Obwohl das Kartenzahlungsverhalten in Deutschland hinter den Entwicklungen in einigen benachbarten Ländern zurückliegt, ist der deutsche Markt natürlich nicht ganz von den allgemeinen Wachstumstrends in Kartenzahlungen isoliert geblieben. Das erfolgreiche Payback-Kundenbindungsprogramm ist zum wichtigen Co-Branding-Partner für die WestLB geworden, während das "Miles and More"-Co-Branding-Programm von Lufthansa und Deutscher Kreditbank sich zu einer der führenden Travel-Rewards-Karten in Europa entwickelt hat.

Nichtsdestotrotz, das Wachstumsmomentum für Kartenzahlungen, das durch solche Entwicklungen in anderen Märkten erfahren worden ist, hat sich im deutschen Markt nicht ganz wiederholt. Obwohl die Anzahl von PoS-Transaktionen mit Kreditkarten 2006 einen deutlichen Anstieg von neun Prozent im Jahresvergleich gesehen hat - höchstwahrscheinlich zum Teil angetrieben durch die Einführung der Co-Branded-Payback-Karte mit Zahlungsfunktion -, schwankt das jährliche Wachstum von PoS-Transaktionen seitdem um die fünf Prozent oder leicht darunter.

Während aber die deutliche Präferenz für Barzahlung sowohl seitens der Konsumenten als auch der meisten Einzelhändler der grundlegende Faktor hinter der langsameren Entwicklung von deutschen Kartenzahlungen ist, spielt die heutige Struktur der Kartenemission in Deutschland ebenfalls eine Rolle.

Zurückhaltung des deutschen Einzelhandels

Mit der Ausnahme der Karstadt-Quelle Bank (jetzt Valovis Commercial Bank) haben sich wenige deutsche Einzelhandelskonzerne vom gleichen Niveau wie Migros in der Schweiz oder Auchan und Carrefour in Frankreich für die Emission von Zahlungskarten interessiert. Obwohl die Metro AG eine Rolle in der Einführung des Pay-back-Programms gespielt hat, hat sich der Konzern von Investitionen in die Emission von Zahlungskarten ferngehalten.

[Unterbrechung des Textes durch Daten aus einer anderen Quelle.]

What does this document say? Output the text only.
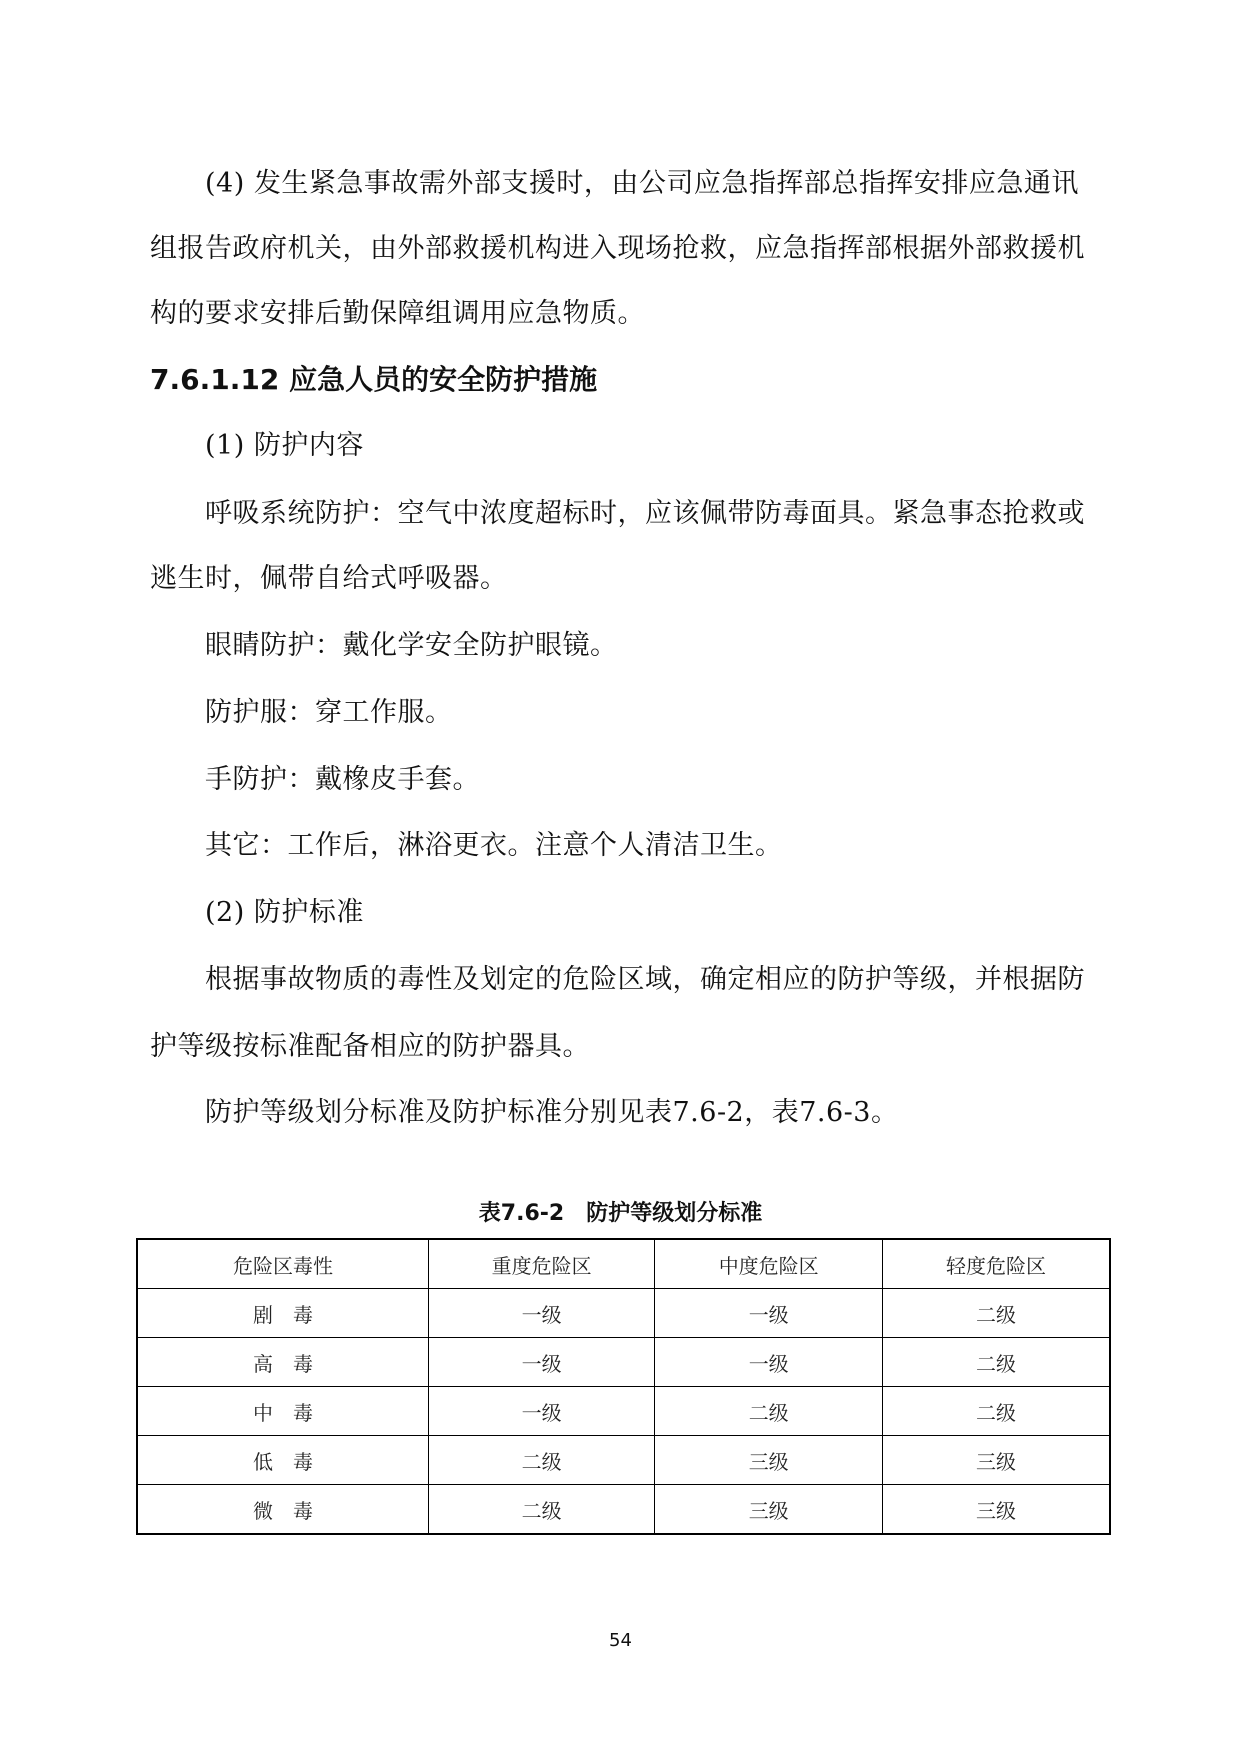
(4) 发生紧急事故需外部支援时，由公司应急指挥部总指挥安排应急通讯
组报告政府机关，由外部救援机构进入现场抢救，应急指挥部根据外部救援机
构的要求安排后勤保障组调用应急物质。
7.6.1.12 应急人员的安全防护措施
(1) 防护内容
呼吸系统防护：空气中浓度超标时，应该佩带防毒面具。紧急事态抢救或
逃生时，佩带自给式呼吸器。
眼睛防护：戴化学安全防护眼镜。
防护服：穿工作服。
手防护：戴橡皮手套。
其它：工作后，淋浴更衣。注意个人清洁卫生。
(2) 防护标准
根据事故物质的毒性及划定的危险区域，确定相应的防护等级，并根据防
护等级按标准配备相应的防护器具。
防护等级划分标准及防护标准分别见表7.6-2，表7.6-3。
表7.6-2　防护等级划分标准
危险区毒性	重度危险区	中度危险区	轻度危险区
剧　毒	一级	一级	二级
高　毒	一级	一级	二级
中　毒	一级	二级	二级
低　毒	二级	三级	三级
微　毒	二级	三级	三级
54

Ohne die Markenstärke und Präsenz der Einzelhändler, um die Verteilung von Karten und deren aktive Nutzung im täglichen Geschäft zu unterstützen, wird es diesen Anschub von Kartenzahlungen, ausgelöst durch den Co-Branding-Trend, wie er in der Schweiz und in Frankreich zu beobachten war, in Deutschland wohl nicht geben.

Außerdem haben die Berichte über Probleme mit der Kartensicherheit im ver gangenen Jahr dazu beigetragen, das Wachstum von Kartenzahlungen in Deutschland weiter zu bremsen. Darüber hinaus kommt die Tatsache zum Tragen, dass deutsche Einzelhändler im internationalen Vergleich ohnehin mit niedrigeren Margen zu kämpfen haben und daher ver suchen werden, alle möglichen kartenbezogenen Zusatzkosten zu vermeiden, selbst wenn sich die Märkte in den nächsten Jahren bessern sollten.

Während also die allgemeine Kartennutzung aufgrund der ständigen Bemühungen der Kartennetzwerke und Emittenten voraussichtlich kontinuierlich steigen wird, bleibt der deutsche Markt in vorhersehbarer Zeit eine Ausnahme.